Dès lors, le défenseur syndical, habilité, aux termes des articles R.1453-2 et R.1461, alinéa 1, du code du travail à assister ou représenter les parties devant les différentes formations du conseil de prud'hommes et la cour d’appel, est tenu de justifier d'un mandat.

Le sort des pièces produites par une partie devant une cour d’appel, saisie sur renvoi après cassation, en l’absence d’avocat postulant

Civ., 2ème 7 mars 2024 pourvoi n°22-10.889 publié

Saisie sur renvoi après cassation, une cour d’appel avait statué sur la base de pièces déposées devant elle par une  partie qui n’était pas représentée par un avocat d’un barreau de son ressort.

Or, aux termes de l’article 5, alinéa 2, de la loi du 31 décembre 1971 dans sa version issue de  l'ordonnance n° 2019-964 du 18 septembre 2019, les avocats postulent devant la cour d’appel dans le ressort de laquelle ils ont établi leur résidence professionnelle.

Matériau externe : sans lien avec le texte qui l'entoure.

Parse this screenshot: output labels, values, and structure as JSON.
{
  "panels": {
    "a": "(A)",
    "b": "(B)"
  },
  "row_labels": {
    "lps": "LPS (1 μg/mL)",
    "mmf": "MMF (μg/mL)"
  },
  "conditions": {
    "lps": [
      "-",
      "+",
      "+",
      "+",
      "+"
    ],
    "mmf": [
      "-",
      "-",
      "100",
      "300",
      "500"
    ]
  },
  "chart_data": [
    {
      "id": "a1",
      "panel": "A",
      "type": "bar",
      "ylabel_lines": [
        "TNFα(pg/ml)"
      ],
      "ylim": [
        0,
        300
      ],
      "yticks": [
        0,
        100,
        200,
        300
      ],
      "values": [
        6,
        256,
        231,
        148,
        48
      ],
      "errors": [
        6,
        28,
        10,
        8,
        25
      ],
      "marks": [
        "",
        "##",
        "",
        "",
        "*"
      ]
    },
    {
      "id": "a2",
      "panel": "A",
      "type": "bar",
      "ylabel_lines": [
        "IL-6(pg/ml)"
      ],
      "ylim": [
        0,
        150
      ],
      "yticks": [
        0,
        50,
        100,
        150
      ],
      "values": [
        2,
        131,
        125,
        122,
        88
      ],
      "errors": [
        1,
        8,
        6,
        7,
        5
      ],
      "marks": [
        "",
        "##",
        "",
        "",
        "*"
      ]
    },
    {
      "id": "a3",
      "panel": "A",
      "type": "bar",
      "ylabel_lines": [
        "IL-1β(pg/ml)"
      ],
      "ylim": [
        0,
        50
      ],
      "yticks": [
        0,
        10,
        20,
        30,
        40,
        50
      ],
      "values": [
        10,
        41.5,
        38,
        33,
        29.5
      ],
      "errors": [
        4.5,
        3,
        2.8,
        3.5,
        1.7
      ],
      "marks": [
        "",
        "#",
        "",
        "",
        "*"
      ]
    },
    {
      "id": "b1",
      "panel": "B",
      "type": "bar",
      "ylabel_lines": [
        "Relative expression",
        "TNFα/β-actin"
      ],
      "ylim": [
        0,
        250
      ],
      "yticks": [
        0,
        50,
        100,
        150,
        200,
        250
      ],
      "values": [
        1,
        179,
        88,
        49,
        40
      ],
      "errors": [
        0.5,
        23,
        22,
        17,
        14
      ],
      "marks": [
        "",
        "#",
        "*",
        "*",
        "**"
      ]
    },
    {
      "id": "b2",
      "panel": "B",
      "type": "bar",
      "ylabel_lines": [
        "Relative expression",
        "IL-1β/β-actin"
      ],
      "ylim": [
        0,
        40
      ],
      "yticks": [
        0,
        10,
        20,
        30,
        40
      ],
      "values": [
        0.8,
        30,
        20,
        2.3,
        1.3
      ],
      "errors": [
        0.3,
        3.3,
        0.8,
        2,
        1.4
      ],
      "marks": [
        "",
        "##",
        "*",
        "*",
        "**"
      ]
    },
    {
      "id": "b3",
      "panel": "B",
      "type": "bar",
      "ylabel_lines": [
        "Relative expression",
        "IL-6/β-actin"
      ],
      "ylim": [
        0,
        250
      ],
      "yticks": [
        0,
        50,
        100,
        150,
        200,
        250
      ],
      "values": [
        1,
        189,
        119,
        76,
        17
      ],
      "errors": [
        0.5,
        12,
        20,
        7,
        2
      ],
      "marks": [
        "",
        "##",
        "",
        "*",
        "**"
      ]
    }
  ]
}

Dans la configuration de l’affaire soumise à la Cour de cassation, la représentation par avocat n’était, par conséquent, pas  régulière.

Par ailleurs, l’article 634 du code de procédure civile retient que si une partie ne comparait pas ou ne conclut pas devant la cour de renvoi, celle-ci s’en tient aux moyens et prétentions formulées devant la juridiction dont la décision a été cassée.

Est, par conséquent, censuré l’arrêt de la cour d’appel, fondé sur des pièces qui n’avaient pas été communiquées devant la première cour d’appel et qui étaient produites devant elle par une partie intimée qui n’avait pas d’avocat postulant.